Realtors® Call for Policy Changes to Aid First-Time Buyers, Strengthen Market
Congress and the administration must address key policy issues in order to facilitate a healthy real estate market that serves current and future homeowners and drives the national economy forward, said the National Association of Realtors® recently in testimony before the U.S. Senate Banking Subcommittee on Housing.
“The housing market hasn’t been this unwelcoming to first-time buyers since 1987,” said 2014 NAR Conventional Finance and Lending Committee Chair Mabel Guzman, broker for AT-Properties in Chicago. “Tight credit, high fees and low inventory have combined to make it prohibitively expensive for millions of responsible, creditworthy prospective buyers to own a home. If this is the direction that the housing market is taking, we’re headed down the wrong path.”
While home prices and sales, as well as household wealth, are all up from a year ago, constrained access to mortgage credit for minorities, young buyers, and low-and moderate-income earners remains a serious problem.

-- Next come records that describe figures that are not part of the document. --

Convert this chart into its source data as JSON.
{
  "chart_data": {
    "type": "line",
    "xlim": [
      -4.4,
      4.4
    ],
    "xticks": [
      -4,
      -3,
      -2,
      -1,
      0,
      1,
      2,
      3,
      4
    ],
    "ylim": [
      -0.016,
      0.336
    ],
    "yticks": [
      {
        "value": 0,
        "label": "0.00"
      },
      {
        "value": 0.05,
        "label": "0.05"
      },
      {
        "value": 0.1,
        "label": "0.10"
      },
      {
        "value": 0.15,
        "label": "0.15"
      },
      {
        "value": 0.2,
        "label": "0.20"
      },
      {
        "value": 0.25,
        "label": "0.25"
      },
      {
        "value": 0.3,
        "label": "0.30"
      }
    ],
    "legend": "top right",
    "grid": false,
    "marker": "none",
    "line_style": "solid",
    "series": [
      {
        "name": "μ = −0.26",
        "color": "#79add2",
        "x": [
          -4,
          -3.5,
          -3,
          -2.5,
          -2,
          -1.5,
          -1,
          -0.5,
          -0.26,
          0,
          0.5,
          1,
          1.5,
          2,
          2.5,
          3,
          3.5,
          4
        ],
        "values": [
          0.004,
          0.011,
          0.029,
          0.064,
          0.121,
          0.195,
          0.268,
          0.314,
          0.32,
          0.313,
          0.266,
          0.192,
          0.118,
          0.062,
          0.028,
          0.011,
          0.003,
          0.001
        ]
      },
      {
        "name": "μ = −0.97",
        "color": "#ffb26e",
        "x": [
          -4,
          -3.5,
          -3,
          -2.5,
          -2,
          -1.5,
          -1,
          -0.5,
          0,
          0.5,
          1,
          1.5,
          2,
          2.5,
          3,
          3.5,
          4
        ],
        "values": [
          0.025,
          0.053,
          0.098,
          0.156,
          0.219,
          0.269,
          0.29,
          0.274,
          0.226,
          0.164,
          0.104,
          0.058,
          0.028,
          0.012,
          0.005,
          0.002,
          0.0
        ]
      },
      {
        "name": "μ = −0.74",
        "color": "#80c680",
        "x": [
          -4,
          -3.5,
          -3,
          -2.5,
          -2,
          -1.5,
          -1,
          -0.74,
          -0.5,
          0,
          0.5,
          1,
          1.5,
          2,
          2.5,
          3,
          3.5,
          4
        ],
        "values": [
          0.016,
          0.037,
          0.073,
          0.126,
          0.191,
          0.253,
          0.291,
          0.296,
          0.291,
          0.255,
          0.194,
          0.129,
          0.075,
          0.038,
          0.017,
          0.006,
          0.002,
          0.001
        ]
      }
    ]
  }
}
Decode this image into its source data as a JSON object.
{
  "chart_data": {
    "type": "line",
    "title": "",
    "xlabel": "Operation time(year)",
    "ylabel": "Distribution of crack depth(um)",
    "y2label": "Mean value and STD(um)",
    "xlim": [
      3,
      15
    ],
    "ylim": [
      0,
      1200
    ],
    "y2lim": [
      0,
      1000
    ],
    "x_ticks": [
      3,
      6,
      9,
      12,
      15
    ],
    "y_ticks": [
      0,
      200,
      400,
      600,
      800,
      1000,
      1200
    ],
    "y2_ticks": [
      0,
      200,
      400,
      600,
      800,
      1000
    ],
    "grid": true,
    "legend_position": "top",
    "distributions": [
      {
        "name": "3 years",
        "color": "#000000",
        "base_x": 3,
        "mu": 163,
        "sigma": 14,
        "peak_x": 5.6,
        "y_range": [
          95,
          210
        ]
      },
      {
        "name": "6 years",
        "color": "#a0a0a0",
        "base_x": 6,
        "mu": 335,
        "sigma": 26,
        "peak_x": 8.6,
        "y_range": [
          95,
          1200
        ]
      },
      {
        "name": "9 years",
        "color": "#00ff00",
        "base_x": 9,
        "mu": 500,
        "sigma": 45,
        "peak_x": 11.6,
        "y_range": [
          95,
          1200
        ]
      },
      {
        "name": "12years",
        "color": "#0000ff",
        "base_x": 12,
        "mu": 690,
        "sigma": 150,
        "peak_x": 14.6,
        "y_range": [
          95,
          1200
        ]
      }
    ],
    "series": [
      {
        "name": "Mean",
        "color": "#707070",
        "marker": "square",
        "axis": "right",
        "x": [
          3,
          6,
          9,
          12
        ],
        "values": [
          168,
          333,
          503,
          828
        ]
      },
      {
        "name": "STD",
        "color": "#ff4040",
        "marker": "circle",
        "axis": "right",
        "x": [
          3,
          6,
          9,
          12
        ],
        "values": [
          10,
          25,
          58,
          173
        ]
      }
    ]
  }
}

Restrictive pricing policies at the Federal Housing Administration and the Federal Housing Finance Agency continue to disparately impact individuals with shorter credit histories and lower down payments, making it harder for them to buy a home.
NAR estimates that in 2013, nearly 400,000 creditworthy borrowers were priced out of the housing market because of high FHA insurance premiums. By lowering its fees, FHA could provide greater access to homeownership for historically underserved groups.
Even traditionally affordable properties like condominiums are out of reach for many home buyers because of purchasing restrictions imposed by FHA and the Government-Sponsored Enterprises. NAR supports developing policies that will provide potential buyers with access to more flexible and affordable financing opportunities and a wider choice of approved condo developments.
“Most urgently, Congress should take action to help all of the distressed homeowners who completed short sales in 2014 by passing the Mortgage Forgiveness Tax Relief Act. This bipartisan legislation will extend an expired provision that has helped millions of distressed American families by allowing tax relief for homeowners when lenders forgive some portion of the mortgage debt they owe,” said Guzman. “If this provision is not extended, hundreds of thousands of American families who did the right thing by short selling their home will have to pay income tax on ‘phantom income.’”
She said NAR will continue to work with Congress and the administration to enact key policy reforms that will have a positive impact on the housing market.